Вы из братства?.. принесли саргенес?.. хевра кадиша… надо разбить яйцо в воду… нового покойника нужно омыть жизнью… если не поздно… он придет сам… не забудь яйцо… его нужно в воду… яйцо расцветает в воде…
Похоронщики вопросительно переглядываются и задвигают металлические носилки в чрево катафалка. 6 августа 1943 года. Лето и война. Оккупация. Они знают, что будет, попадись они под черные стволы оккупантов. Похоронщики, полноватый старший и кашляющий младший, могут быть переодетыми сопротивленцами и саботажниками, а в катафалке у них инструменты. Мигом к железнодорожной насыпи, наверх, несколько привычных действий, и рельсы взлетают в воздух.
От больших магистралей с контрольными пунктами им нужно держаться подальше. Когда они уже направлялись к выходу, из палаты в коридор вышел сухопарый безымянный врач и, опустив взгляд, смущенно сунул им в руки желтую дорожную карту с синим человечком, эмблемой компании «Мишлен». Смеющийся, бегущий человечек, они назвали его Бибендум, с руками, ногами и туловищем, целиком составленными из автопокрышек. Иногда он с пугающими злыми глазами преследовал художника в его снах. Если живой груз будет обнаружен, похоронщики сами станут трупами. Пассажирам катафалка дозволяется быть только покойниками и ничем иным. Никто не поверит отговоркам, будто художник – мнимый покойник, который только что, к их изумлению, восстал из мертвых. Некоторые пункты на карте едва заметно помечены карандашом.

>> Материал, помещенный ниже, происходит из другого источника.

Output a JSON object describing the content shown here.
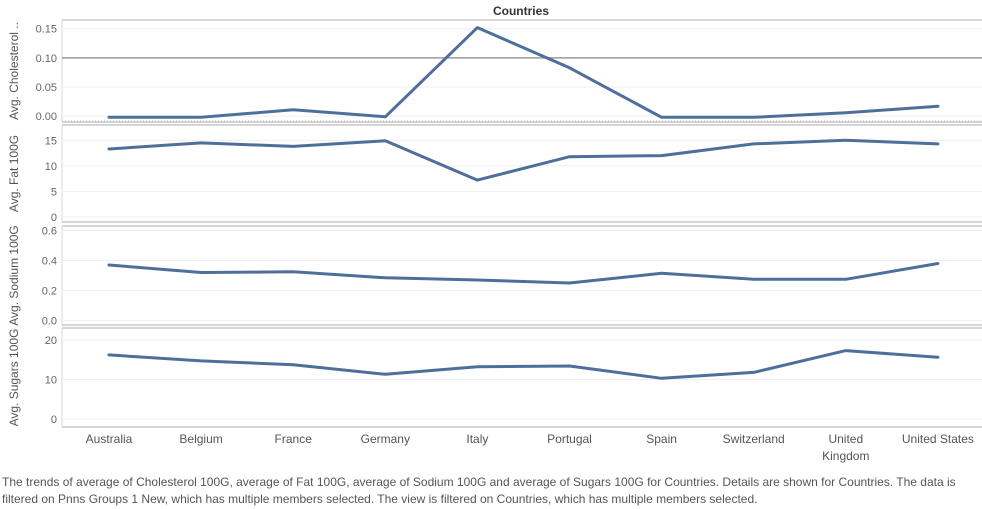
{
  "chart_data": {
    "type": "line",
    "title": "Countries",
    "categories": [
      "Australia",
      "Belgium",
      "France",
      "Germany",
      "Italy",
      "Portugal",
      "Spain",
      "Switzerland",
      "United Kingdom",
      "United States"
    ],
    "category_display": [
      [
        "Australia"
      ],
      [
        "Belgium"
      ],
      [
        "France"
      ],
      [
        "Germany"
      ],
      [
        "Italy"
      ],
      [
        "Portugal"
      ],
      [
        "Spain"
      ],
      [
        "Switzerland"
      ],
      [
        "United",
        "Kingdom"
      ],
      [
        "United States"
      ]
    ],
    "line_color": "#4e6f9a",
    "grid": true,
    "panels": [
      {
        "ylabel": "Avg. Cholesterol ..",
        "ylim": [
          -0.01,
          0.165
        ],
        "ticks": [
          0.15,
          0.1,
          0.05,
          0.0
        ],
        "tick_labels": [
          "0.15",
          "0.10",
          "0.05",
          "0.00"
        ],
        "reference_line": 0.1,
        "values": [
          -0.002,
          -0.002,
          0.011,
          -0.001,
          0.152,
          0.083,
          -0.002,
          -0.002,
          0.006,
          0.017
        ]
      },
      {
        "ylabel": "Avg. Fat 100G",
        "ylim": [
          -1,
          18
        ],
        "ticks": [
          15,
          10,
          5,
          0
        ],
        "tick_labels": [
          "15",
          "10",
          "5",
          "0"
        ],
        "values": [
          13.3,
          14.5,
          13.8,
          14.9,
          7.2,
          11.8,
          12.0,
          14.3,
          15.0,
          14.3
        ]
      },
      {
        "ylabel": "Avg. Sodium 100G",
        "ylim": [
          -0.03,
          0.63
        ],
        "ticks": [
          0.6,
          0.4,
          0.2,
          0.0
        ],
        "tick_labels": [
          "0.6",
          "0.4",
          "0.2",
          "0.0"
        ],
        "values": [
          0.37,
          0.32,
          0.325,
          0.285,
          0.27,
          0.25,
          0.315,
          0.275,
          0.275,
          0.38
        ]
      },
      {
        "ylabel": "Avg. Sugars 100G",
        "ylim": [
          -2,
          23
        ],
        "ticks": [
          20,
          10,
          0
        ],
        "tick_labels": [
          "20",
          "10",
          "0"
        ],
        "values": [
          16.2,
          14.7,
          13.7,
          11.3,
          13.2,
          13.4,
          10.3,
          11.8,
          17.3,
          15.6
        ]
      }
    ]
  },
  "caption": "The trends of average of Cholesterol 100G, average of Fat 100G, average of Sodium 100G and average of Sugars 100G for Countries.  Details are shown for Countries. The data is filtered on Pnns Groups 1 New, which has multiple members selected. The view is filtered on Countries, which has multiple members selected."
}
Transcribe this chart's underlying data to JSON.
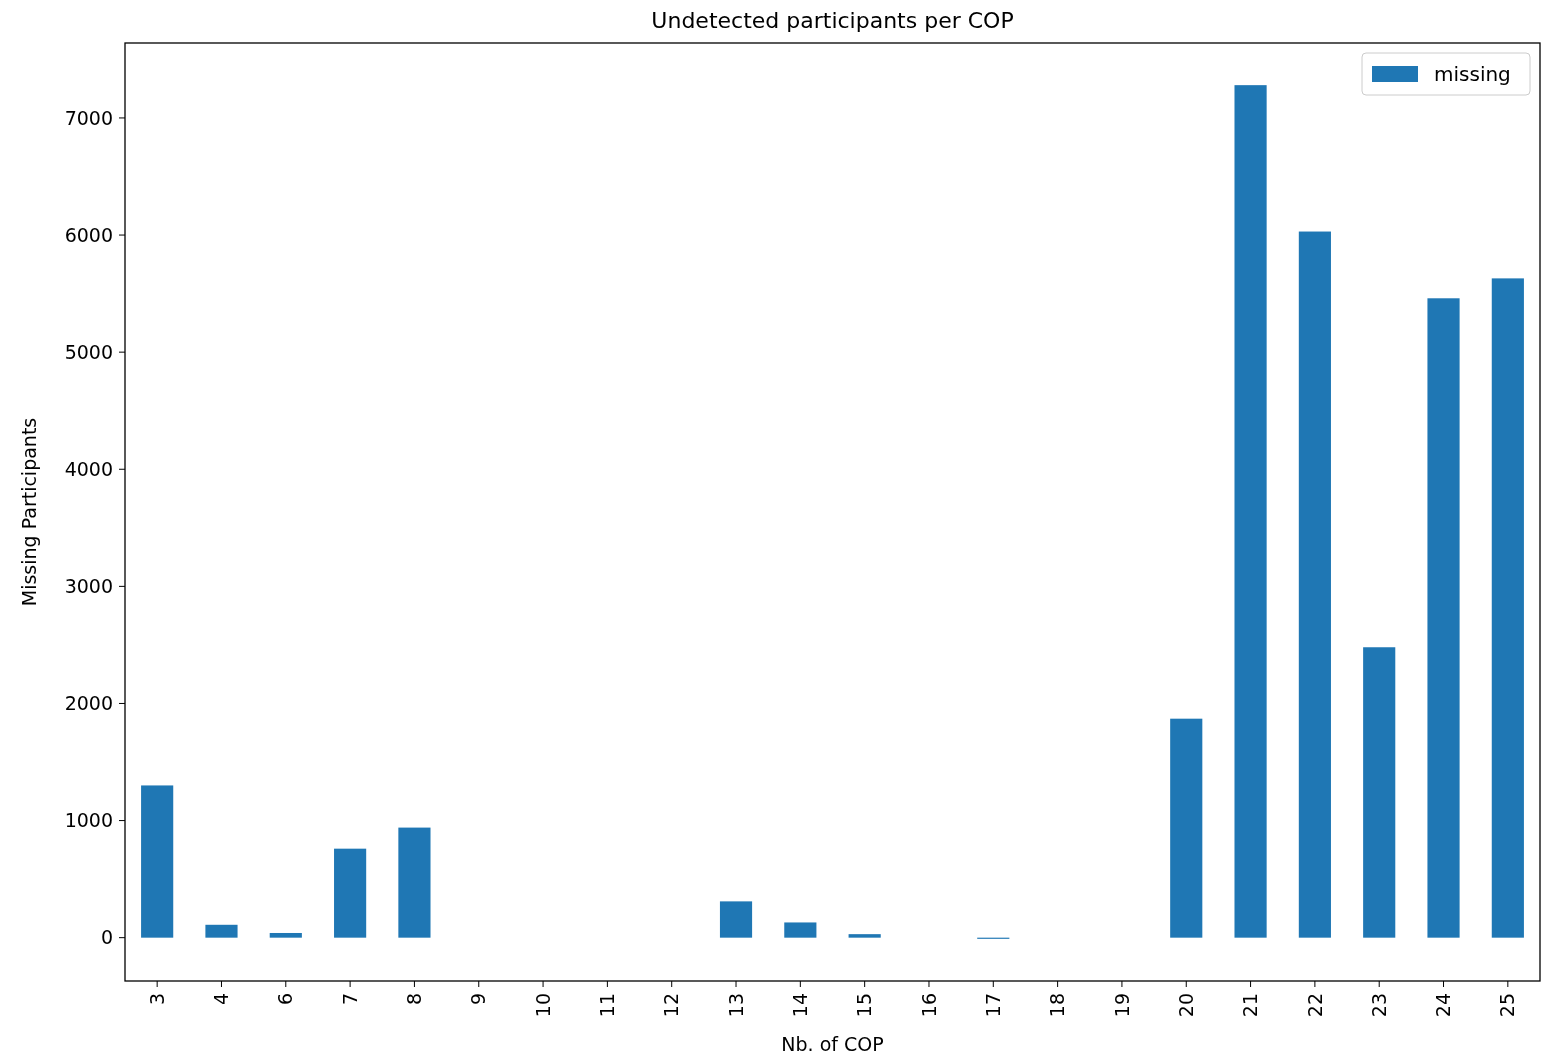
{
  "chart_data": {
    "type": "bar",
    "title": "Undetected participants per COP",
    "xlabel": "Nb. of COP",
    "ylabel": "Missing Participants",
    "categories": [
      "3",
      "4",
      "6",
      "7",
      "8",
      "9",
      "10",
      "11",
      "12",
      "13",
      "14",
      "15",
      "16",
      "17",
      "18",
      "19",
      "20",
      "21",
      "22",
      "23",
      "24",
      "25"
    ],
    "series": [
      {
        "name": "missing",
        "color": "#1f77b4",
        "values": [
          1300,
          110,
          40,
          760,
          940,
          0,
          0,
          0,
          0,
          310,
          130,
          30,
          0,
          -10,
          0,
          0,
          1870,
          7280,
          6030,
          2480,
          5460,
          5630
        ]
      }
    ],
    "ylim": [
      -370,
      7640
    ],
    "yticks": [
      0,
      1000,
      2000,
      3000,
      4000,
      5000,
      6000,
      7000
    ],
    "legend": "top right",
    "grid": false
  }
}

А черные парни со знаком «гамма», они уже расползаются к северу от демаркационной линии? С января сорок третьего милиционеры Дарнана снуют повсюду. Вынюхивают Сопротивление и тех, кто избегает трудовой повинности. Повинность она и есть повинность. И для спекулянтов тоже нет ничего святого, любой автомобиль сгодится, даже «черный ворон». Так где же жирные пласты сала, коньяк, консервы, кроличье рагу в красном вине?
В замедленной съемке взлетающие голуби, шепот, карболовые липы, запах, трепещущий между умиротворением и едкостью.
31 июля его привезли на «скорой помощи». Последние дни месяца были ужасны, о рисовании больше нечего и думать, боль под ложечкой пронизывала насквозь, почти не давая передышек, которыми прежде еще порой одаривала его с беспорядочной небрежностью. Я здесь, на минутку отошла, но обязательно вернусь. Немножко терпения, я быстро, можешь на меня положиться. Только не думай, будто я отлучилась надолго. Не говоря уж – бросила. Теперь я с тобой навсегда.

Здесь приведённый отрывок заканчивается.